Ihr Vertrauen in die Organisation, die ihr viele Jahre Halt und Orientierung gegeben hatte, war gebrochen. "Ich hatte das Gefühl, der Verantwortung, die ich meinen Schülern gegenüber habe, unter diesen Bedingungen nicht mehr gerecht werden zu können." Unter Tränen habe sie der Zentrumsleitung ihren Entschluss mitgeteilt, nicht mehr zu unterrichten. Seitdem war sie – ebenso wie fünf andere Lehrerinnen – nie wieder dort.
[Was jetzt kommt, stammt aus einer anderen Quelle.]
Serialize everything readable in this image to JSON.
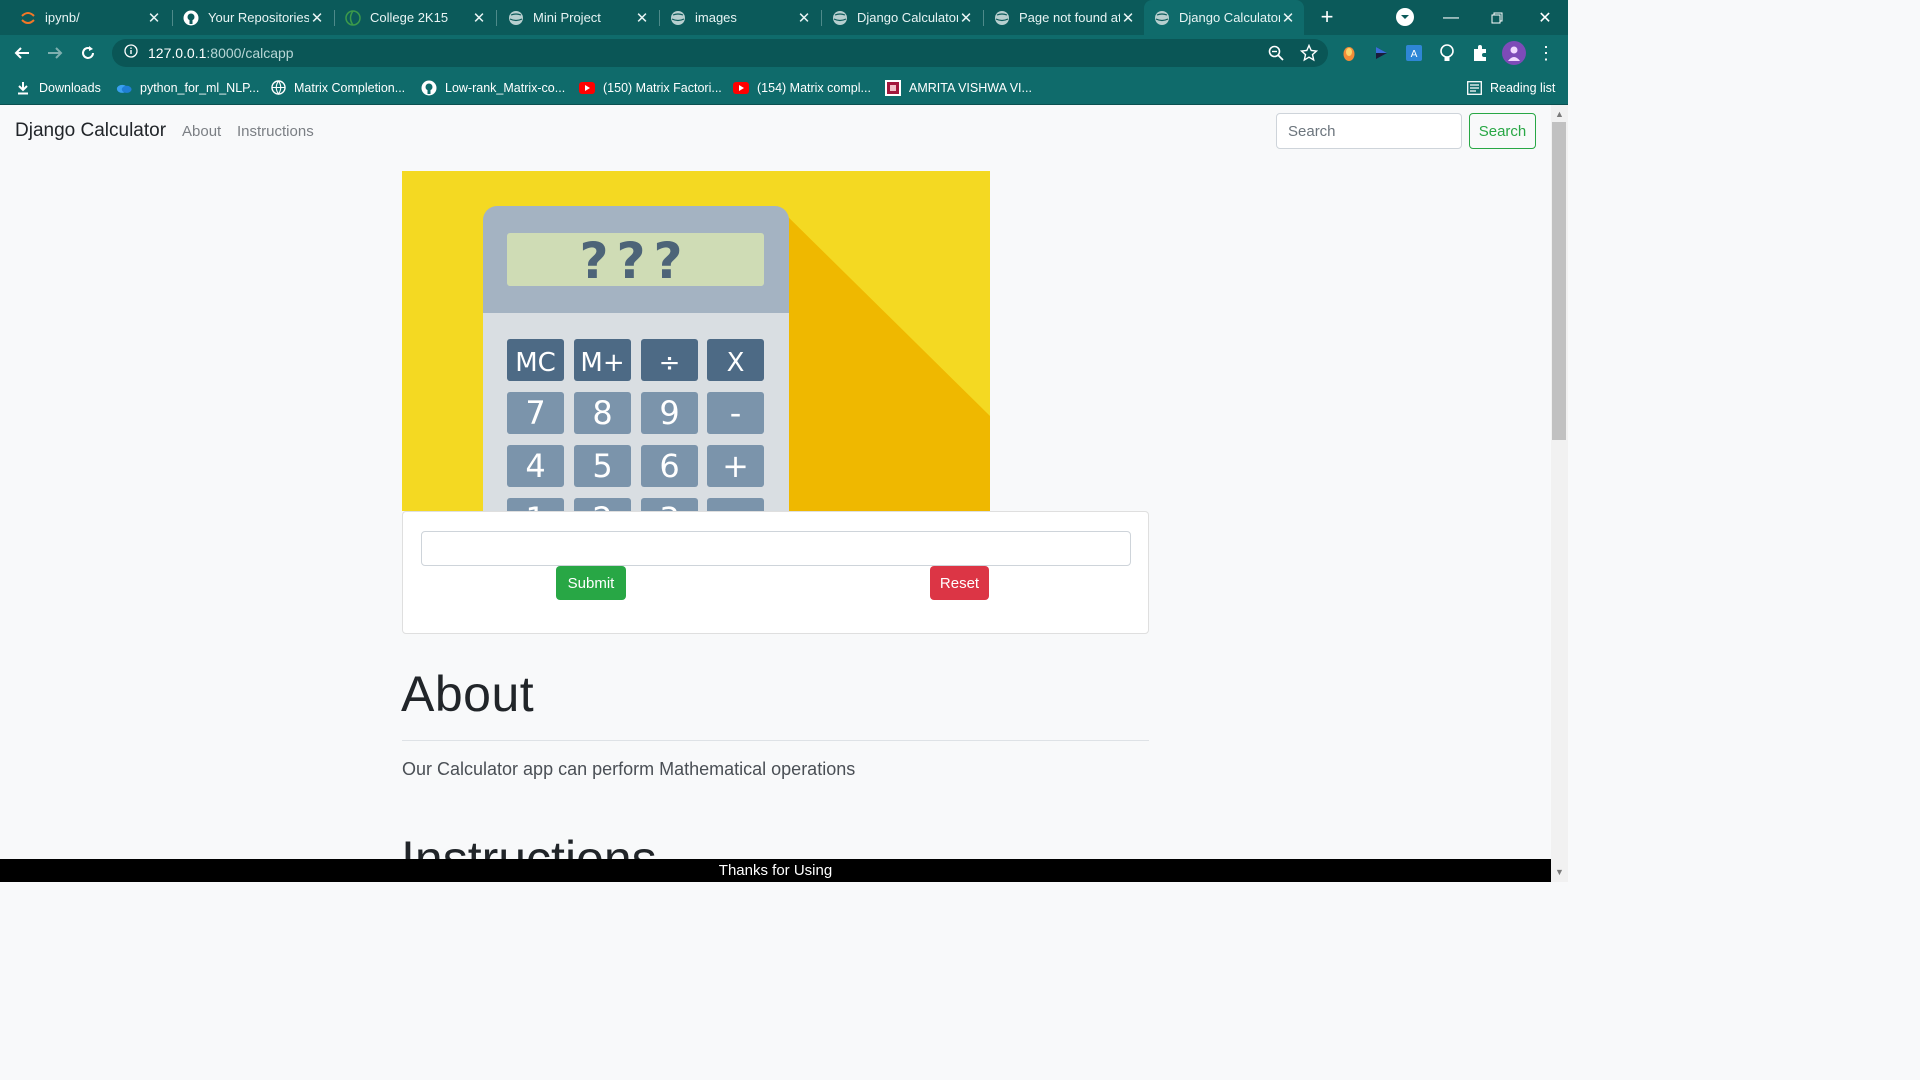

Im Zuge der Corona-Krise wurde die Untersuchung zu den Vorwürfen gegen den Gründer-Swami Kuttan Nair am 27. März ausgesetzt, wie die Hamburger Anwaltskanzlei im Namen des deutschen Vereins gegenüber ZEIT ONLINE bestätigt. Aufgrund mangelnder Einnahmen, weil die Yogazentren weltweit zum Schutz vor dem Virus geschlossen sind, lautete die Begründung. 
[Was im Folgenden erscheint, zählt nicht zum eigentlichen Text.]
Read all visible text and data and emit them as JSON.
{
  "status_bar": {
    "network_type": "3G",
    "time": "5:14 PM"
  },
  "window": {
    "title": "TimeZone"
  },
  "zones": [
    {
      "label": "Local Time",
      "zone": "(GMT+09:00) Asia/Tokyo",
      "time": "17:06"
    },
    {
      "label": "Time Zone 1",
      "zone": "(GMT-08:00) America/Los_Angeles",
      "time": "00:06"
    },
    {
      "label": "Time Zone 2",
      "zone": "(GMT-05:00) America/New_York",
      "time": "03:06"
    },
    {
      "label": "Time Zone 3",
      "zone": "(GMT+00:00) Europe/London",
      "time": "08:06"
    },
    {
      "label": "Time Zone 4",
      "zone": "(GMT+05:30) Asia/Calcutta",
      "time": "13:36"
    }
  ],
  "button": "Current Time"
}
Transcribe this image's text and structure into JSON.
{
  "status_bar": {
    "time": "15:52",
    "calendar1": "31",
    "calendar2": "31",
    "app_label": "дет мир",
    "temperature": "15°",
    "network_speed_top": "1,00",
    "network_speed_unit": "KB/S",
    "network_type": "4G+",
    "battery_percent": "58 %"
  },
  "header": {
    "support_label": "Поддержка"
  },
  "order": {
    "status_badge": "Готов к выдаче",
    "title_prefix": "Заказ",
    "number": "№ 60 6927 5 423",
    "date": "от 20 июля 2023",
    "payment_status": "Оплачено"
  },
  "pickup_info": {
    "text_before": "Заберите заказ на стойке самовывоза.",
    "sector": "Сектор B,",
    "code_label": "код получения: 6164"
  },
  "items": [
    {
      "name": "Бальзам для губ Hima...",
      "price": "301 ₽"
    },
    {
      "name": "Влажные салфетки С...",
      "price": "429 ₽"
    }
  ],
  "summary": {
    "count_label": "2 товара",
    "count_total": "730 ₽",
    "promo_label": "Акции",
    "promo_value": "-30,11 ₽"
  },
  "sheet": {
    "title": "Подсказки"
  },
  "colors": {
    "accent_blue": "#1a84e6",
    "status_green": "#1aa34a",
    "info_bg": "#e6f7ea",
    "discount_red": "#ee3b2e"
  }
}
Viele Sivananda-Yogis vertrauen dieser vom Sivananda-Vorstand anberaumten Untersuchung offenbar ohnehin nicht. Auf Facebook haben sich mehr als 2.300 Mitglieder der weltweiten Community in einer privaten Facebook-Gruppe zusammengeschlossen und das sogenannte Satya-Projekt initiiert – eine Crowdfunding-Kampagne, die bereits über 13.000 Dollar an Spenden eingesammelt hat. Damit wollen sie eine eigene, vom Vorstand der Sivananda-Organisation unabhängige Untersuchung der Vorfälle organisieren. Satya bedeutet Wahrhaftigkeit auf Sanskrit. Bereits im Februar hat diese Kommission ihre Arbeit aufgenommen und ist nun dabei, Überlebende aus der Sivananda-Community zu hören, deren Aussagen zu überprüfen und schriftliche Zeugenaussagen auszuwerten.
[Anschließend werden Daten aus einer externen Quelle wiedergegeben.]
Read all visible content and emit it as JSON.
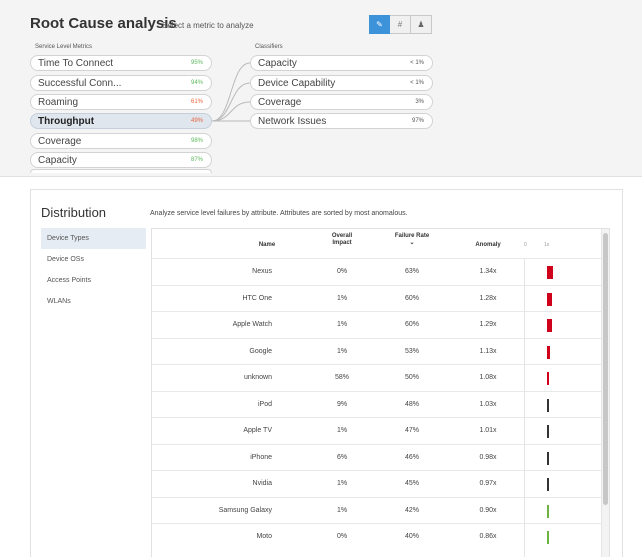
{
  "header": {
    "title": "Root Cause analysis",
    "subtitle": "Select a metric to analyze",
    "view_modes": [
      {
        "label": "✎",
        "icon": "chart-icon"
      },
      {
        "label": "#",
        "icon": "hash-icon"
      },
      {
        "label": "👤",
        "icon": "user-icon"
      }
    ]
  },
  "metrics": {
    "heading": "Service Level Metrics",
    "items": [
      {
        "label": "Time To Connect",
        "value": "95%",
        "color": "#5cb85c"
      },
      {
        "label": "Successful Conn...",
        "value": "94%",
        "color": "#5cb85c"
      },
      {
        "label": "Roaming",
        "value": "61%",
        "color": "#e8643c"
      },
      {
        "label": "Throughput",
        "value": "49%",
        "color": "#e8643c"
      },
      {
        "label": "Coverage",
        "value": "98%",
        "color": "#5cb85c"
      },
      {
        "label": "Capacity",
        "value": "87%",
        "color": "#5cb85c"
      }
    ]
  },
  "classifiers": {
    "heading": "Classifiers",
    "items": [
      {
        "label": "Capacity",
        "value": "< 1%"
      },
      {
        "label": "Device Capability",
        "value": "< 1%"
      },
      {
        "label": "Coverage",
        "value": "3%"
      },
      {
        "label": "Network Issues",
        "value": "97%"
      }
    ]
  },
  "distribution": {
    "title": "Distribution",
    "description": "Analyze service level failures by attribute. Attributes are sorted by most anomalous.",
    "nav": [
      "Device Types",
      "Device OSs",
      "Access Points",
      "WLANs"
    ],
    "columns": {
      "name": "Name",
      "impact": "Overall Impact",
      "rate": "Failure Rate",
      "sort_icon": "⌄",
      "anomaly": "Anomaly",
      "axis_zero": "0",
      "axis_one": "1x"
    },
    "rows": [
      {
        "name": "Nexus",
        "impact": "0%",
        "rate": "63%",
        "anomaly": "1.34x",
        "score": 1.34,
        "color": "#d0021b"
      },
      {
        "name": "HTC One",
        "impact": "1%",
        "rate": "60%",
        "anomaly": "1.28x",
        "score": 1.28,
        "color": "#d0021b"
      },
      {
        "name": "Apple Watch",
        "impact": "1%",
        "rate": "60%",
        "anomaly": "1.29x",
        "score": 1.29,
        "color": "#d0021b"
      },
      {
        "name": "Google",
        "impact": "1%",
        "rate": "53%",
        "anomaly": "1.13x",
        "score": 1.13,
        "color": "#d0021b"
      },
      {
        "name": "unknown",
        "impact": "58%",
        "rate": "50%",
        "anomaly": "1.08x",
        "score": 1.08,
        "color": "#d0021b"
      },
      {
        "name": "iPod",
        "impact": "9%",
        "rate": "48%",
        "anomaly": "1.03x",
        "score": 1.03,
        "color": "#333333"
      },
      {
        "name": "Apple TV",
        "impact": "1%",
        "rate": "47%",
        "anomaly": "1.01x",
        "score": 1.01,
        "color": "#333333"
      },
      {
        "name": "iPhone",
        "impact": "6%",
        "rate": "46%",
        "anomaly": "0.98x",
        "score": 0.98,
        "color": "#333333"
      },
      {
        "name": "Nvidia",
        "impact": "1%",
        "rate": "45%",
        "anomaly": "0.97x",
        "score": 0.97,
        "color": "#333333"
      },
      {
        "name": "Samsung Galaxy",
        "impact": "1%",
        "rate": "42%",
        "anomaly": "0.90x",
        "score": 0.9,
        "color": "#6db33f"
      },
      {
        "name": "Moto",
        "impact": "0%",
        "rate": "40%",
        "anomaly": "0.86x",
        "score": 0.86,
        "color": "#6db33f"
      }
    ]
  }
}
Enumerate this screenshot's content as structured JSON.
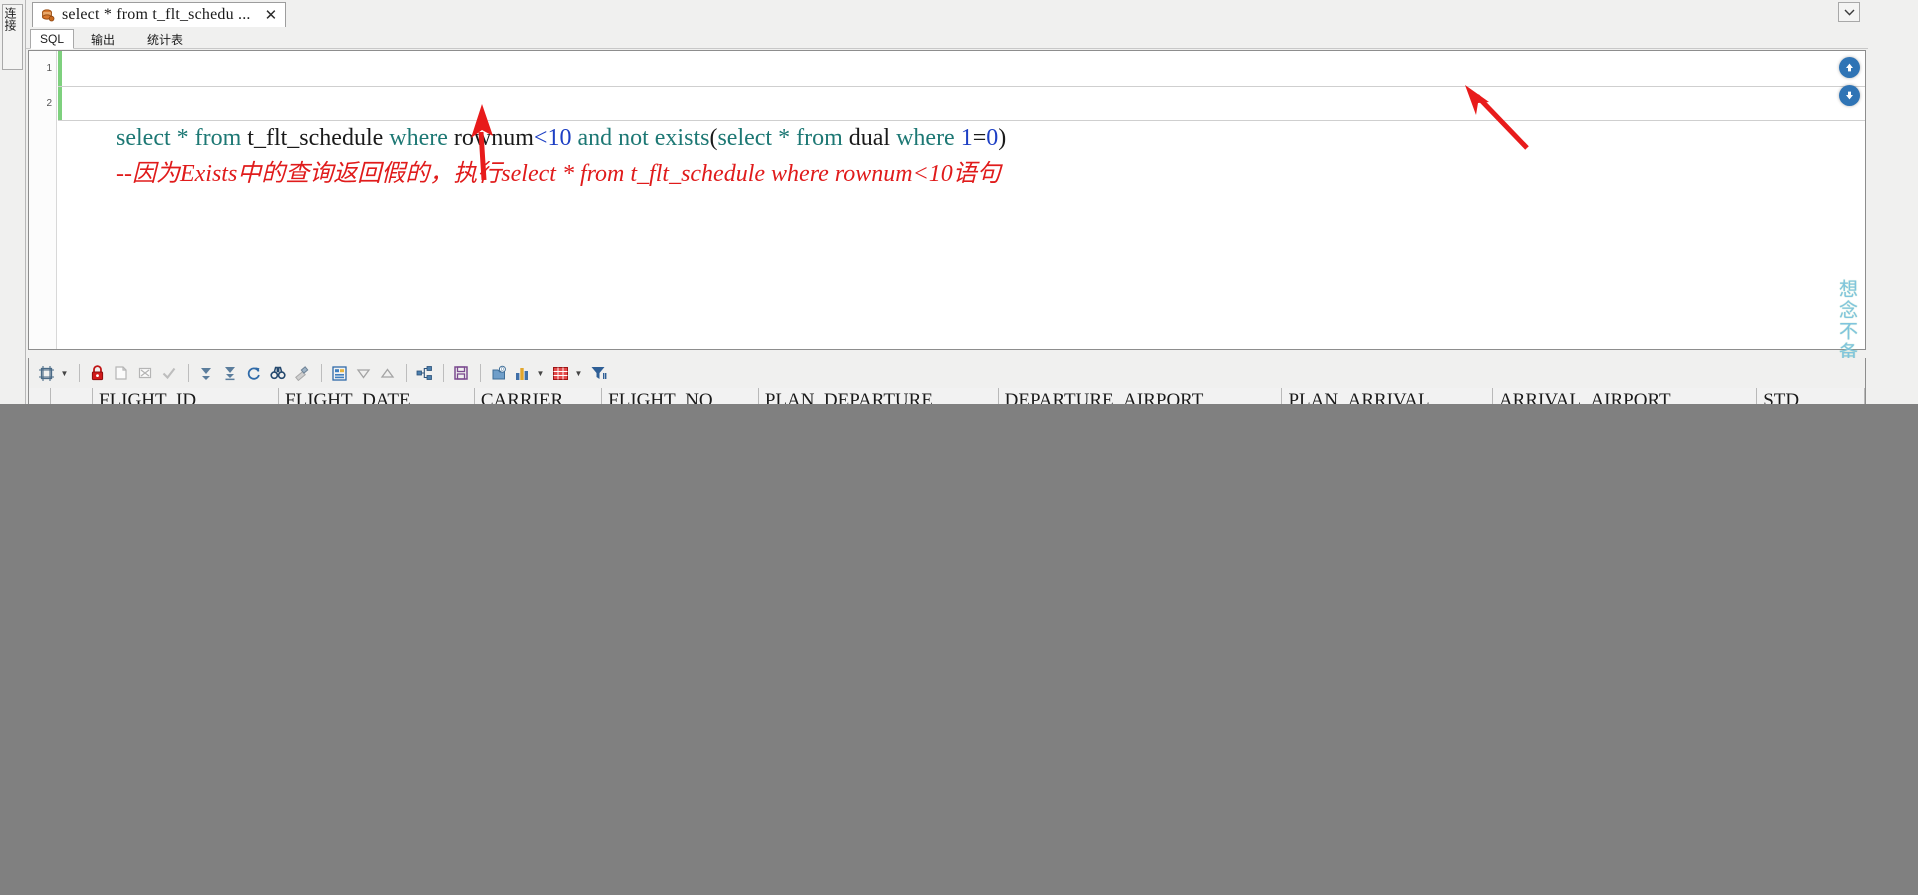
{
  "window": {
    "collapse_icon": "chevron-down-icon"
  },
  "left_dock": {
    "tab_label": "连接"
  },
  "document_tab": {
    "icon": "database-object-icon",
    "label": "select * from t_flt_schedu ...",
    "close_label": "✕"
  },
  "inner_tabs": [
    {
      "label": "SQL",
      "active": true
    },
    {
      "label": "输出",
      "active": false
    },
    {
      "label": "统计表",
      "active": false
    }
  ],
  "editor": {
    "gutter": [
      "1",
      "2"
    ],
    "line1": {
      "tokens": [
        {
          "text": "select",
          "type": "kw"
        },
        {
          "text": " ",
          "type": "plain"
        },
        {
          "text": "*",
          "type": "kw"
        },
        {
          "text": " ",
          "type": "plain"
        },
        {
          "text": "from",
          "type": "kw"
        },
        {
          "text": " ",
          "type": "plain"
        },
        {
          "text": "t_flt_schedule",
          "type": "plain"
        },
        {
          "text": " ",
          "type": "plain"
        },
        {
          "text": "where",
          "type": "kw"
        },
        {
          "text": " ",
          "type": "plain"
        },
        {
          "text": "rownum",
          "type": "plain"
        },
        {
          "text": "<",
          "type": "num"
        },
        {
          "text": "10",
          "type": "num"
        },
        {
          "text": " ",
          "type": "plain"
        },
        {
          "text": "and",
          "type": "kw"
        },
        {
          "text": " ",
          "type": "plain"
        },
        {
          "text": "not",
          "type": "kw"
        },
        {
          "text": " ",
          "type": "plain"
        },
        {
          "text": "exists",
          "type": "kw"
        },
        {
          "text": "(",
          "type": "plain"
        },
        {
          "text": "select",
          "type": "kw"
        },
        {
          "text": " ",
          "type": "plain"
        },
        {
          "text": "*",
          "type": "kw"
        },
        {
          "text": " ",
          "type": "plain"
        },
        {
          "text": "from",
          "type": "kw"
        },
        {
          "text": " ",
          "type": "plain"
        },
        {
          "text": "dual",
          "type": "plain"
        },
        {
          "text": " ",
          "type": "plain"
        },
        {
          "text": "where",
          "type": "kw"
        },
        {
          "text": " ",
          "type": "plain"
        },
        {
          "text": "1",
          "type": "num"
        },
        {
          "text": "=",
          "type": "plain"
        },
        {
          "text": "0",
          "type": "num"
        },
        {
          "text": ")",
          "type": "plain"
        }
      ],
      "plain_text": "select * from t_flt_schedule where rownum<10 and not exists(select * from dual where 1=0)"
    },
    "line2": {
      "comment": "--因为Exists中的查询返回假的，执行select * from t_flt_schedule where rownum<10语句"
    },
    "scroll_up_icon": "arrow-up-circle-icon",
    "scroll_down_icon": "arrow-down-circle-icon"
  },
  "watermark": {
    "text": "想念不备把冰雕"
  },
  "results_toolbar": {
    "buttons": [
      {
        "name": "grid-layout-button",
        "icon": "grid-layout-icon",
        "caret": true
      },
      {
        "name": "lock-button",
        "icon": "lock-red-icon",
        "caret": false
      },
      {
        "name": "insert-record-button",
        "icon": "insert-record-icon",
        "caret": false
      },
      {
        "name": "delete-record-button",
        "icon": "delete-record-icon",
        "caret": false
      },
      {
        "name": "commit-check-button",
        "icon": "check-mark-icon",
        "caret": false
      },
      {
        "name": "fetch-next-button",
        "icon": "fetch-next-icon",
        "caret": false
      },
      {
        "name": "fetch-all-button",
        "icon": "fetch-all-icon",
        "caret": false
      },
      {
        "name": "refresh-button",
        "icon": "refresh-icon",
        "caret": false
      },
      {
        "name": "find-button",
        "icon": "binoculars-icon",
        "caret": false
      },
      {
        "name": "clear-filter-button",
        "icon": "eraser-icon",
        "caret": false
      },
      {
        "name": "single-record-button",
        "icon": "single-record-icon",
        "caret": false
      },
      {
        "name": "sort-desc-button",
        "icon": "triangle-down-icon",
        "caret": false
      },
      {
        "name": "sort-asc-button",
        "icon": "triangle-up-icon",
        "caret": false
      },
      {
        "name": "dependency-button",
        "icon": "hierarchy-icon",
        "caret": false
      },
      {
        "name": "save-button",
        "icon": "floppy-disk-icon",
        "caret": false
      },
      {
        "name": "export-button",
        "icon": "export-icon",
        "caret": false
      },
      {
        "name": "chart-button",
        "icon": "bar-chart-icon",
        "caret": true
      },
      {
        "name": "table-view-button",
        "icon": "table-red-icon",
        "caret": true
      },
      {
        "name": "filter-button",
        "icon": "funnel-icon",
        "caret": false
      }
    ]
  },
  "results_grid": {
    "columns": [
      "FLIGHT_ID",
      "FLIGHT_DATE",
      "CARRIER",
      "FLIGHT_NO",
      "PLAN_DEPARTURE",
      "DEPARTURE_AIRPORT",
      "PLAN_ARRIVAL",
      "ARRIVAL_AIRPORT",
      "STD"
    ]
  },
  "annotations": [
    {
      "name": "annotation-arrow-comment",
      "points_to": "line2-comment"
    },
    {
      "name": "annotation-arrow-exists",
      "points_to": "line1-exists-clause"
    }
  ],
  "colors": {
    "keyword": "#1d7874",
    "number": "#1d3fc4",
    "comment": "#e01b1b",
    "annotation": "#e81b1b",
    "watermark": "#7fc4df",
    "occlusion": "#808080"
  }
}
Sivananda-Yoga-Lehrerin Bettina Henrich unterrichtet im Moment gar nicht mehr. Durch die Corona-Krise sind auch die Yogakurse an der Volkshochschule ausgefallen, die sie zusätzlich gab. Die Enttäuschung durch das Sivananda-Zentrum wiege schwer, sagt Henrich. "Ich habe meine spirituelle Heimat verloren." Dafür übe sie nun neuerdings mit Onlinevideos die Sivananda-Sequenz für sich allein zu Hause. "Darüber freue ich mich sehr", sagt sie. "Es zeigt aber auch, dass ich die Sivananda-Yoga-Erfahrung nicht so ohne Weiteres gegen eine andere austauschen kann."